Concilier parcours d'études et entraînement sportif de haut niveau

La réussite est un objectif global pour les sportifs de haut niveau qui s'entraînent à l'INSEP. Pas question de laisser les études de côté !

Les athlètes de haut niveau sacrifient-ils leurs études et une partie de leur avenir à l'entraînement intensif et à la compétition ? Pas tous. A l'INSEP (Institut National du Sport, de l'Excellence et de la Performance, établissement placé sous la tutelle du Ministère des Sports, France), la quasi-totalité des 650 athlètes s'y entraînant sont engagés dans un cursus scolaire, universitaire ou de formation professionnelle.

Ces athlètes suivent des cours en classe, et font également largement appel aux cours à distance. Thierry Kinderstuth, membre de l'Unité de Développement Numérique (UDN) de l'INSEP et administrateur de la plateforme SportEEF, nous décrit les dispositifs mis en place pour ces étudiants particuliers.

Thierry Kinderstuth, pourquoi avoir créé une plateforme d'e-learning pour les athlètes s'entraînant à l'INSEP ?

Parce que nous accordons à l'INSEP une grande importance au parcours scolaire, universitaire et de qualification professionnelle des athlètes, qui devront interrompre leur carrière sportive après une dizaine d'années seulement. Or, les contraintes de l’entrainement moderne rendent ces athlètes de moins en moins disponibles pour les études : voici 10 ou 15 ans, un sportif de haut niveau était mobilisé pour les compétitions, stages de préparation, etc. environ 50 jours par an. Actuellement, on arrive selon les disciplines à un nombre compris entre 100 et 200 jours d'absence. Ce constat nous a conduits à d'importants aménagements des horaires et des modalités de suivi d'études.
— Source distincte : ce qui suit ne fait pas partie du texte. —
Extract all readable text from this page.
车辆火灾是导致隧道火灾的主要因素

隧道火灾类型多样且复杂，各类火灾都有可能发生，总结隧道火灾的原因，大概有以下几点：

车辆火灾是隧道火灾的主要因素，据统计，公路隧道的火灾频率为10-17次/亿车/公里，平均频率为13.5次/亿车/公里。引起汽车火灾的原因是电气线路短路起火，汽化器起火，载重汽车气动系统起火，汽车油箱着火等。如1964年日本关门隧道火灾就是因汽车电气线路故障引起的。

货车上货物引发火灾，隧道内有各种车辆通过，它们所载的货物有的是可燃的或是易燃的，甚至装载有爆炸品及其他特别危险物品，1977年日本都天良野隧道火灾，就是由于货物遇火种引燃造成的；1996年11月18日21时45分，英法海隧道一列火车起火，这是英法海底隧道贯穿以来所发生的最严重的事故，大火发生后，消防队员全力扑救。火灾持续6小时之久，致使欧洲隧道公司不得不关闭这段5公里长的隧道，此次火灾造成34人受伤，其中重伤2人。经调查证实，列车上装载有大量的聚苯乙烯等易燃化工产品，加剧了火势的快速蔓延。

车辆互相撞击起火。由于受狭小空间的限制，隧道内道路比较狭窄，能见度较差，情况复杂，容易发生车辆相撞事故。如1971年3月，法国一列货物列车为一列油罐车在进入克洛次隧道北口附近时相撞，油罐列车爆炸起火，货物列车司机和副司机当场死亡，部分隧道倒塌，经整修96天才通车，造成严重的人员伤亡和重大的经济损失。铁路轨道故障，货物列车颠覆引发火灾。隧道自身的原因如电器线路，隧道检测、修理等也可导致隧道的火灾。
Les athlètes accueillis à l'INSEP suivent des cours en classe ou à l'université, comme la plupart des jeunes de leur âge ?

Oui, ils ont 4 heures de cours réparties en deux plages sur 5 jours par semaine, alternant avec les plages d'entraînement. Mais quand ils sont hors du Campus ou doivent s'entraîner plus intensivement (c'est le cas actuellement, car nous sommes en période pré-olympique et nos meilleurs athlètes sont particulièrement mobilisés par les épreuves de qualification, leurs entraînements), nous aménageons leurs horaires d'études et surtout, nous leur proposons des cours à distance qu'ils peuvent suivre le soir, pendant leurs brèves périodes de repos ou même pendant leurs échauffements. Ils peuvent par exemple écouter les cours sur leur lecteur MP3 s’ils le souhaitent...

En somme, vos athlètes sont soumis aux mêmes contraintes que les étudiants adultes qui doivent concilier leur formation avec leurs obligations sociales et professionnelles...

Non, c'est bien pire ! La préparation des grandes compétitions les mobilise totalement. Mais nos athlètes ont une volonté, une motivation que je n'ai rencontrée chez aucun public, même quand je travaillais pour des entreprises du privé telles que HFM (Groupe Hachette) ou Comptanoo.

Comment tiennent-ils ce rythme effréné ? Comment parviennent-ils à se motiver pour étudier l'économie, l'anglais... à la veille d'un championnat d'Europe ou du monde ?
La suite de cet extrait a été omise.